Reputation: 1486
I'm researching now on creating indexes for our tables.
I found out about multicolumn indexes but I'm not sure about the impact. Example:
We have SQLs on findById
, findByIdAndStatus
, findByResult
.
It says that the most used on WHERE
should be listed first in the columns list. But I was wondering if it'll have a huge impact if I create an index on different combinations where clauses.
This: (creating one index for all)
CREATE INDEX CONCURRENTLY ON Students (id, status, result)
vs.
This: (creating different indexes on different queries)

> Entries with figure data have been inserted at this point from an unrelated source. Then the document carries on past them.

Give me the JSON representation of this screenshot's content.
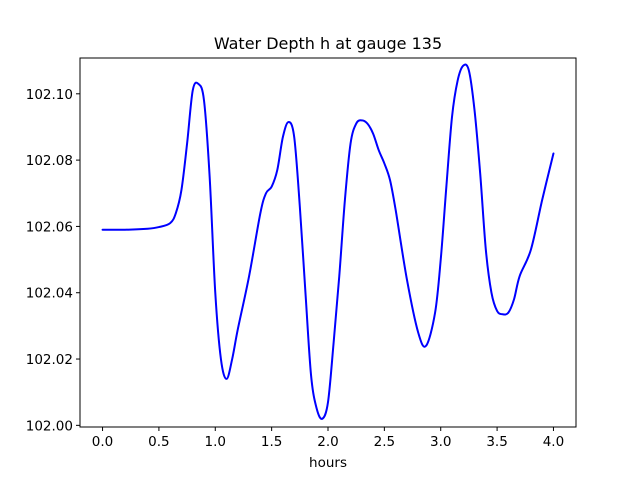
{
  "chart_data": {
    "type": "line",
    "title": "Water Depth h at gauge 135",
    "xlabel": "hours",
    "ylabel": "",
    "xlim": [
      -0.2,
      4.2
    ],
    "ylim": [
      101.9995,
      102.1108
    ],
    "xticks": [
      0.0,
      0.5,
      1.0,
      1.5,
      2.0,
      2.5,
      3.0,
      3.5,
      4.0
    ],
    "xtick_labels": [
      "0.0",
      "0.5",
      "1.0",
      "1.5",
      "2.0",
      "2.5",
      "3.0",
      "3.5",
      "4.0"
    ],
    "yticks": [
      102.0,
      102.02,
      102.04,
      102.06,
      102.08,
      102.1
    ],
    "ytick_labels": [
      "102.00",
      "102.02",
      "102.04",
      "102.06",
      "102.08",
      "102.10"
    ],
    "grid": false,
    "series": [
      {
        "color": "#0000ff",
        "x": [
          0.0,
          0.2,
          0.4,
          0.5,
          0.6,
          0.65,
          0.7,
          0.75,
          0.8,
          0.85,
          0.9,
          0.95,
          1.0,
          1.05,
          1.1,
          1.15,
          1.2,
          1.3,
          1.4,
          1.45,
          1.5,
          1.55,
          1.6,
          1.65,
          1.7,
          1.75,
          1.8,
          1.85,
          1.9,
          1.95,
          2.0,
          2.05,
          2.1,
          2.15,
          2.2,
          2.25,
          2.3,
          2.35,
          2.4,
          2.45,
          2.5,
          2.55,
          2.6,
          2.7,
          2.8,
          2.87,
          2.95,
          3.0,
          3.05,
          3.1,
          3.15,
          3.2,
          3.25,
          3.3,
          3.35,
          3.4,
          3.45,
          3.5,
          3.55,
          3.6,
          3.65,
          3.7,
          3.8,
          3.9,
          4.0
        ],
        "y": [
          102.059,
          102.059,
          102.0593,
          102.0598,
          102.061,
          102.064,
          102.071,
          102.085,
          102.101,
          102.103,
          102.098,
          102.075,
          102.04,
          102.02,
          102.014,
          102.02,
          102.029,
          102.045,
          102.064,
          102.07,
          102.072,
          102.077,
          102.087,
          102.0915,
          102.087,
          102.066,
          102.04,
          102.015,
          102.005,
          102.002,
          102.007,
          102.025,
          102.045,
          102.068,
          102.085,
          102.091,
          102.092,
          102.091,
          102.088,
          102.083,
          102.079,
          102.074,
          102.065,
          102.044,
          102.028,
          102.024,
          102.034,
          102.05,
          102.072,
          102.093,
          102.104,
          102.1085,
          102.107,
          102.095,
          102.076,
          102.053,
          102.04,
          102.0345,
          102.0335,
          102.034,
          102.038,
          102.045,
          102.053,
          102.068,
          102.082
        ]
      }
    ]
  }
}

CREATE INDEX CONCURRENTLY ON Students (id)
CREATE INDEX CONCURRENTLY ON Students (status)
CREATE INDEX CONCURRENTLY ON Students (result)
Thank you so much in advance!
Upvotes: 15
Views: 18618
Reputation: 246163
The rule of thumb you read is wrong.
A better rule is: create such an index only if it is useful and gets used often enough that it is worth the performance hit on data modification that comes with every index.
A multi-column B-tree index on (a, b, c)
is useful in several cases:
if the query looks like this:
SELECT ... FROM tab
WHERE a = $1 AND b = $2 AND c <operator> $3
where <operator>
is an operator supported by the index and $1
, $2
and $3
are constants.
if the query looks like this:
SELECT ... FROM tab
WHERE a = $1 AND b = $2
ORDER BY c;
or like this
SELECT ... FROM tab
WHERE a = $1
ORDER BY b, c;
Any decorations in the ORDER BY
clause must be reflected in the CREATE INDEX
statement. For example, for ORDER BY b, c DESC
the index must be created on (a, b, c DESC)
or (a, b DESC, c)
(indexes can be read in both directions).
if the query looks like this:
SELECT c
FROM tab
WHERE a = $1 AND b <operator> $2;
If the table is newly VACUUM
ed, this can get you an index only scan, because all required information is in the index.
In recent PostgreSQL versions, such an index in better created as
CREATE INDEX ON tab (a, b) INCLUDE (c);
Upvotes: 6
Reputation: 4567
Creating one index for all and creating different indexes will have completely different impact on the queries.
You can use EXPLAIN to see if indexes are getting used for the queries.
This video is really good to know about DB indexes.
Index CREATE INDEX CONCURRENTLY ON Students (id, status, result) will be used only and only if query uses id, (id,status) or (id, status and result) in WHERE clause. a query with status in Where will not use this index at all.
Indexes are basically balanced binary trees. A multicolumn index will index rows by id, then rows ordered by id's are further indexes by status and then with result and so on. You can see that in this index, the ordering via status is not present at all. It is only available on rows indexed by the id's first.
Do have the look at video, it explains all this pretty well.
Upvotes: 16